Managing a marriage can be hard. It is made even more difficult if the two partners have little in common and struggle with incompatibility issues. The good news is that many times incompatibility in a marriage can be overcome if both partners want it to happen.
By making use of a few practical steps, marriage partners can work together to become far more compatible. Even if your partner is reluctant to do the work at first, take the lead and he or she will probably follow if the commitment to the relationship is still strong.
Make a list of what your spouse enjoys. Take your time and jot down the types of activities that your spouse likes. List his or her friends along with a general idea of the type of people these friends include. Include in this effort favorite foods, restaurants, books, and travel modes and destinations. This list will give you a good picture of what type of person that you have married.
Make the same type of list about yourself. Compare the lists. Look for similar items or interests. You will be wise to read between the lines on your spouse’s list to see if there are things or people that you might enjoy. Consider even that there are items on your partner’s list that may not be so far removed from things on your own list.
If your spouse is not already involved, share your work with your spouse. It is even better if you can get your spouse involved from the beginning. Discuss the reasons behind various interests and friend choices. This discussion should help you and your significant other to uncover possible areas of compatibility that were masked by all of the differences between you.
Expand the work to include wish lists or bucket lists. It might be surprising how many areas for potential things to do together emerge from this effort. Often people are limited by time or money to do only those things that are easily reachable. By expanding the horizon of your interests and wants, you open up new areas of common interests to be explored as a couple.

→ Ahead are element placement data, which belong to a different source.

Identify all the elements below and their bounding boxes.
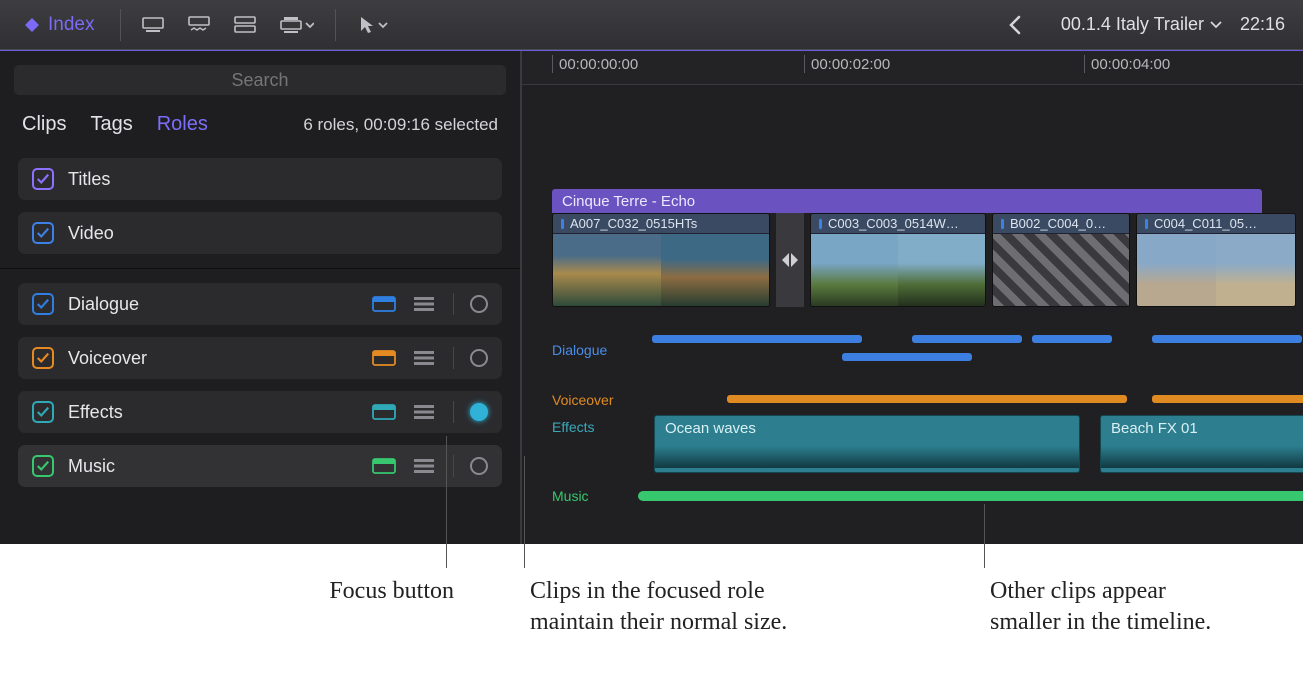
leader-line <box>524 456 525 568</box>
role-video[interactable]: Video <box>18 212 502 254</box>
time-ruler[interactable]: 00:00:00:00 00:00:02:00 00:00:04:00 <box>522 51 1303 85</box>
subrole-button[interactable] <box>371 402 397 422</box>
audio-clip[interactable] <box>1032 335 1112 343</box>
clip-label: C004_C011_05… <box>1137 214 1295 234</box>
checkbox-icon[interactable] <box>32 293 54 315</box>
annotations: Focus button Clips in the focused role m… <box>0 544 1303 676</box>
roles-info: 6 roles, 00:09:16 selected <box>303 115 498 135</box>
ruler-tick: 00:00:02:00 <box>804 55 890 73</box>
role-label: Effects <box>68 402 357 423</box>
audio-clip[interactable] <box>1152 335 1302 343</box>
role-label: Music <box>68 456 357 477</box>
video-clip[interactable]: C003_C003_0514W… <box>810 213 986 307</box>
clip-appearance-button-3[interactable] <box>225 8 265 42</box>
clip-label: C003_C003_0514W… <box>811 214 985 234</box>
clip-appearance-button-1[interactable] <box>133 8 173 42</box>
annotation-other-clips: Other clips appear smaller in the timeli… <box>990 576 1220 638</box>
index-button[interactable]: Index <box>10 8 108 42</box>
role-music[interactable]: Music <box>18 445 502 487</box>
lane-dialogue: Dialogue <box>552 333 1303 367</box>
divider <box>0 268 520 269</box>
annotation-focused-clips: Clips in the focused role maintain their… <box>530 576 790 638</box>
clip-label: A007_C032_0515HTs <box>553 214 769 234</box>
leader-line <box>446 436 447 568</box>
lanes-button[interactable] <box>411 402 437 422</box>
ruler-tick: 00:00:00:00 <box>552 55 638 73</box>
clip-appearance-dropdown[interactable] <box>271 8 323 42</box>
select-tool-dropdown[interactable] <box>348 8 400 42</box>
tab-roles[interactable]: Roles <box>157 113 208 136</box>
focus-button[interactable] <box>470 295 488 313</box>
toolbar-separator <box>335 9 336 41</box>
role-label: Voiceover <box>68 348 357 369</box>
focus-button[interactable] <box>470 457 488 475</box>
role-label: Titles <box>68 169 488 190</box>
subrole-button[interactable] <box>371 348 397 368</box>
tab-clips[interactable]: Clips <box>22 113 66 136</box>
checkbox-icon[interactable] <box>32 222 54 244</box>
audio-clip[interactable] <box>652 335 862 343</box>
clip-appearance-button-2[interactable] <box>179 8 219 42</box>
index-label: Index <box>48 14 94 36</box>
checkbox-icon[interactable] <box>32 347 54 369</box>
focus-button[interactable] <box>470 349 488 367</box>
ruler-tick: 00:00:04:00 <box>1084 55 1170 73</box>
role-effects[interactable]: Effects <box>18 391 502 433</box>
subrole-button[interactable] <box>371 294 397 314</box>
leader-line <box>984 504 985 568</box>
role-voiceover[interactable]: Voiceover <box>18 337 502 379</box>
effects-clip[interactable]: Beach FX 01 <box>1100 415 1303 473</box>
chevron-left-icon <box>1008 15 1022 35</box>
role-dialogue[interactable]: Dialogue <box>18 283 502 325</box>
audio-clip[interactable] <box>842 353 972 361</box>
checkbox-icon[interactable] <box>32 455 54 477</box>
chevron-down-icon <box>1210 21 1222 29</box>
lanes-button[interactable] <box>411 456 437 476</box>
main-area: Clips Tags Roles 6 roles, 00:09:16 selec… <box>0 50 1303 544</box>
role-label: Dialogue <box>68 294 357 315</box>
audio-clip[interactable] <box>638 491 1303 501</box>
role-titles[interactable]: Titles <box>18 158 502 200</box>
timeline[interactable]: 00:00:00:00 00:00:02:00 00:00:04:00 Cinq… <box>522 51 1303 544</box>
audio-clip[interactable] <box>912 335 1022 343</box>
tab-tags[interactable]: Tags <box>90 113 132 136</box>
focus-button[interactable] <box>470 403 488 421</box>
audio-clip[interactable] <box>1152 395 1303 403</box>
checkbox-icon[interactable] <box>32 401 54 423</box>
project-duration: 22:16 <box>1240 14 1285 35</box>
project-title-dropdown[interactable]: 00.1.4 Italy Trailer <box>1061 14 1222 35</box>
diamond-icon <box>24 17 40 33</box>
clip-label: B002_C004_0… <box>993 214 1129 234</box>
lane-effects: Effects Ocean waves Beach FX 01 <box>552 415 1303 473</box>
search-input[interactable] <box>14 65 506 95</box>
app-window: Index 00.1.4 Italy Trailer 22:16 <box>0 0 1303 544</box>
lanes-button[interactable] <box>411 294 437 314</box>
timeline-history-back[interactable] <box>995 8 1035 42</box>
top-toolbar: Index 00.1.4 Italy Trailer 22:16 <box>0 0 1303 50</box>
transition-icon[interactable] <box>776 213 804 307</box>
video-clip[interactable]: B002_C004_0… <box>992 213 1130 307</box>
checkbox-icon[interactable] <box>32 168 54 190</box>
video-clip[interactable]: A007_C032_0515HTs <box>552 213 770 307</box>
annotation-focus-button: Focus button <box>284 576 454 607</box>
lane-voiceover: Voiceover <box>552 391 1303 409</box>
lane-music: Music <box>552 485 1303 507</box>
effects-clip[interactable]: Ocean waves <box>654 415 1080 473</box>
toolbar-separator <box>120 9 121 41</box>
lanes-button[interactable] <box>411 348 437 368</box>
index-sidebar: Clips Tags Roles 6 roles, 00:09:16 selec… <box>0 51 522 544</box>
index-tabs: Clips Tags Roles 6 roles, 00:09:16 selec… <box>0 105 520 154</box>
subrole-button[interactable] <box>371 456 397 476</box>
role-label: Video <box>68 223 488 244</box>
video-clip[interactable]: C004_C011_05… <box>1136 213 1296 307</box>
roles-list: Titles Video Dialogue <box>0 154 520 491</box>
audio-clip[interactable] <box>727 395 1127 403</box>
primary-storyline: A007_C032_0515HTs C003_C003_0514W… <box>552 213 1296 307</box>
storyline-title-bar[interactable]: Cinque Terre - Echo <box>552 189 1262 213</box>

While you are talking, take on other issues of known disagreements. Compatibility is also about having things that you agree about or have made and agreement to disagree without arguing. These are things like politics, money, family power, in-laws, and personal accountability. Work your way through any of these areas and learn to use them as sources of future conversations. You just need to learn to talk about the areas that you disagree about without it deteriorating into fights.
Decide how much togetherness each of you need for the marriage to survive. Personal space can be at a premium in some marriages. When a person who likes perpetual togetherness marries someone who likes freedom, you have set the stage for problems. Together, you need to discuss how to allow enough personal time to each other to reduce most of this type of conflict. Find unique ways to communicate that are not confrontational. Notes on the refrigerator, text messages, and possibly some other ways that appeal to each of you. These memos are not intended to replace conversation, but to offer you, as a couple, a way to know what each partner is doing right now.